Taking a step back, let’s say that you do not obtain a serious injury certificate during the 120 days.

That is, the WorkCover lawyers determine that your injury does not reach the threshold for serious injury. They say ‘no’ to granting you a serious injury certificate.

You then need to, if you wish to proceed with the matter, issue County Court proceedings to have a Judge determine whether you have a serious injury or not.

At any time prior to the hearing of the matter, the parties can settle the matter.

So even though the reason for the hearing is the determination of a serious injury, that is, it’s a yes or no question essentially, it is possible that leading up to this hearing your matter could settle by way of negotiations between the parties.

Let’s say that you’ve obtained a serious injury certificate either after being granted a serious injury certificate during the serious injury determination stage, or alternatively after issuing County Court proceedings, the next step if the matter fails to settle is to issue proceedings, potentially for the second time, in the County Court or Supreme Court.

Also, before the matter reaches any hearing it would need to be the subject of a mediation and again, the matter may resolve at this point.

If not and if your matter proceedings to hearing, at any point during the running of the matter the parties can elect to negotiate and settle the matter.

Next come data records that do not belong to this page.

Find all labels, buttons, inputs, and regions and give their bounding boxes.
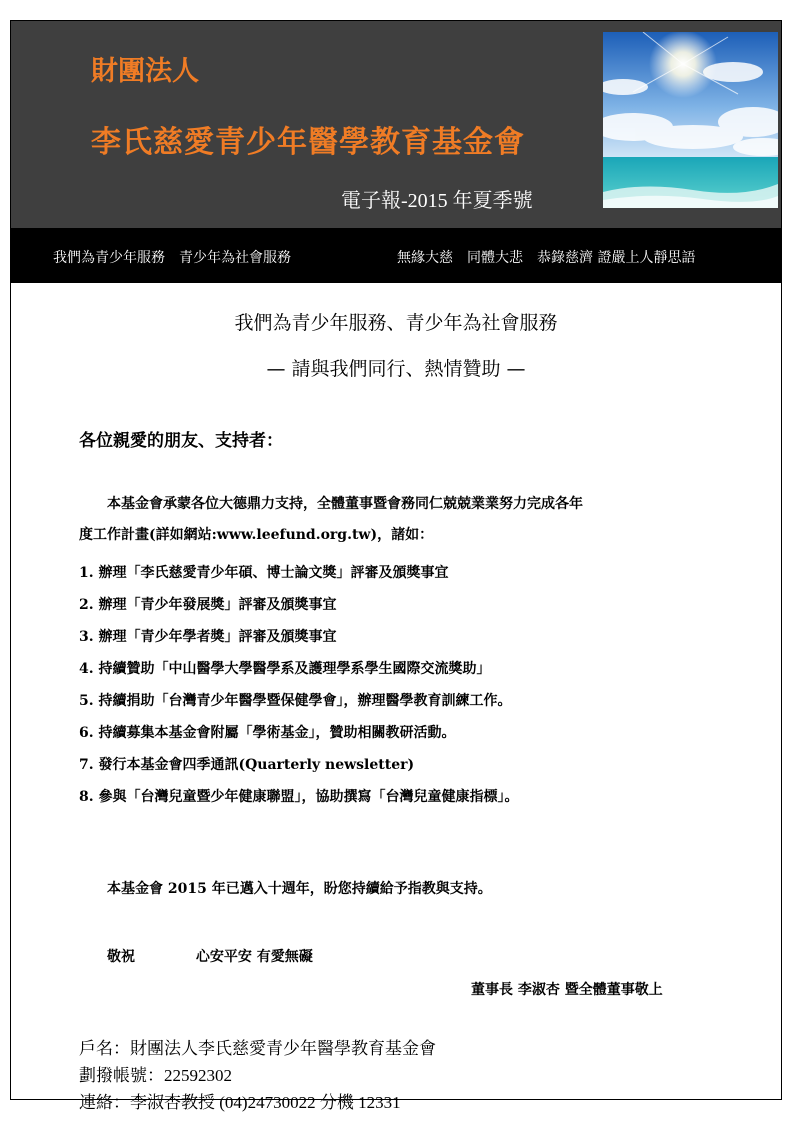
contact-info: 連絡：李淑杏教授 (04)24730022 分機 12331 <box>79 1093 401 1112</box>
list-item: 5. 持續捐助「台灣青少年醫學暨保健學會」，辦理醫學教育訓練工作。 <box>79 693 512 709</box>
list-item: 2. 辦理「青少年發展獎」評審及頒獎事宜 <box>79 597 337 613</box>
regards-line <box>107 946 313 966</box>
intro-line-2: 度工作計畫(詳如網站:www.leefund.org.tw)，諸如： <box>79 527 434 543</box>
sky-sea-photo <box>603 32 778 208</box>
header-banner <box>11 21 781 228</box>
intro-paragraph <box>79 489 759 551</box>
org-type-title: 財團法人 <box>91 56 199 87</box>
regards-wish: 心安平安 有愛無礙 <box>195 949 313 965</box>
greeting: 各位親愛的朋友、支持者： <box>79 431 283 451</box>
regards-label: 敬祝 <box>107 949 135 965</box>
account-number: 劃撥帳號：22592302 <box>79 1066 232 1085</box>
list-item: 6. 持續募集本基金會附屬「學術基金」，贊助相關教研活動。 <box>79 725 456 741</box>
list-item: 1. 辦理「李氏慈愛青少年碩、博士論文獎」評審及頒獎事宜 <box>79 565 449 581</box>
org-name-title: 李氏慈愛青少年醫學教育基金會 <box>91 125 525 160</box>
list-item: 4. 持續贊助「中山醫學大學醫學系及護理學系學生國際交流獎助」 <box>79 661 491 677</box>
slogan-band <box>11 228 781 283</box>
newsletter-page <box>10 20 782 1112</box>
intro-line-1: 本基金會承蒙各位大德鼎力支持，全體董事暨會務同仁兢兢業業努力完成各年 <box>107 496 583 512</box>
donation-account-info <box>79 1035 436 1116</box>
list-item: 3. 辦理「青少年學者獎」評審及頒獎事宜 <box>79 629 337 645</box>
account-name: 戶名：財團法人李氏慈愛青少年醫學教育基金會 <box>79 1039 436 1058</box>
sub-title: — 請與我們同行、熱情贊助 — <box>266 358 526 380</box>
list-item: 7. 發行本基金會四季通訊(Quarterly newsletter) <box>79 757 415 773</box>
main-title: 我們為青少年服務、青少年為社會服務 <box>234 312 558 334</box>
list-item: 8. 參與「台灣兒童暨少年健康聯盟」，協助撰寫「台灣兒童健康指標」。 <box>79 789 519 805</box>
slogan-left: 我們為青少年服務 青少年為社會服務 <box>53 250 291 266</box>
issue-label: 電子報-2015 年夏季號 <box>341 190 533 212</box>
closing-sentence: 本基金會 2015 年已邁入十週年，盼您持續給予指教與支持。 <box>107 881 492 897</box>
work-plan-list <box>79 557 519 813</box>
signature: 董事長 李淑杏 暨全體董事敬上 <box>471 982 663 998</box>
slogan-right: 無緣大慈 同體大悲 恭錄慈濟 證嚴上人靜思語 <box>397 250 696 266</box>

When your matter does settle, you’ll typically be required to sign at least two documents.

The first is a settlement authority that is a requirement of your lawyers.

This document provides your instructions to settle the matter.

And it may also confirm how much you will be required to pay to your lawyers by way of costs, and how much you will receive in your pocket by way of compensation.

The second document is called a release. It is a document that confirms the settlement between the parties in writing.

Generally speaking, you will be paid any settlement monies in 4-6 weeks from when the release document has been provided to the other side.

Conclusion

When it comes to medical expenses and weekly payments, the WorkCover settlement process in relation to these entitlements is fairly straightforward.

As is the settlement process when it comes an impairment claim.

When it comes to the settlement process with regard to a common law claim, this can be quite complex and there are a number of instances during the life of a common law claim during which a matter can settle.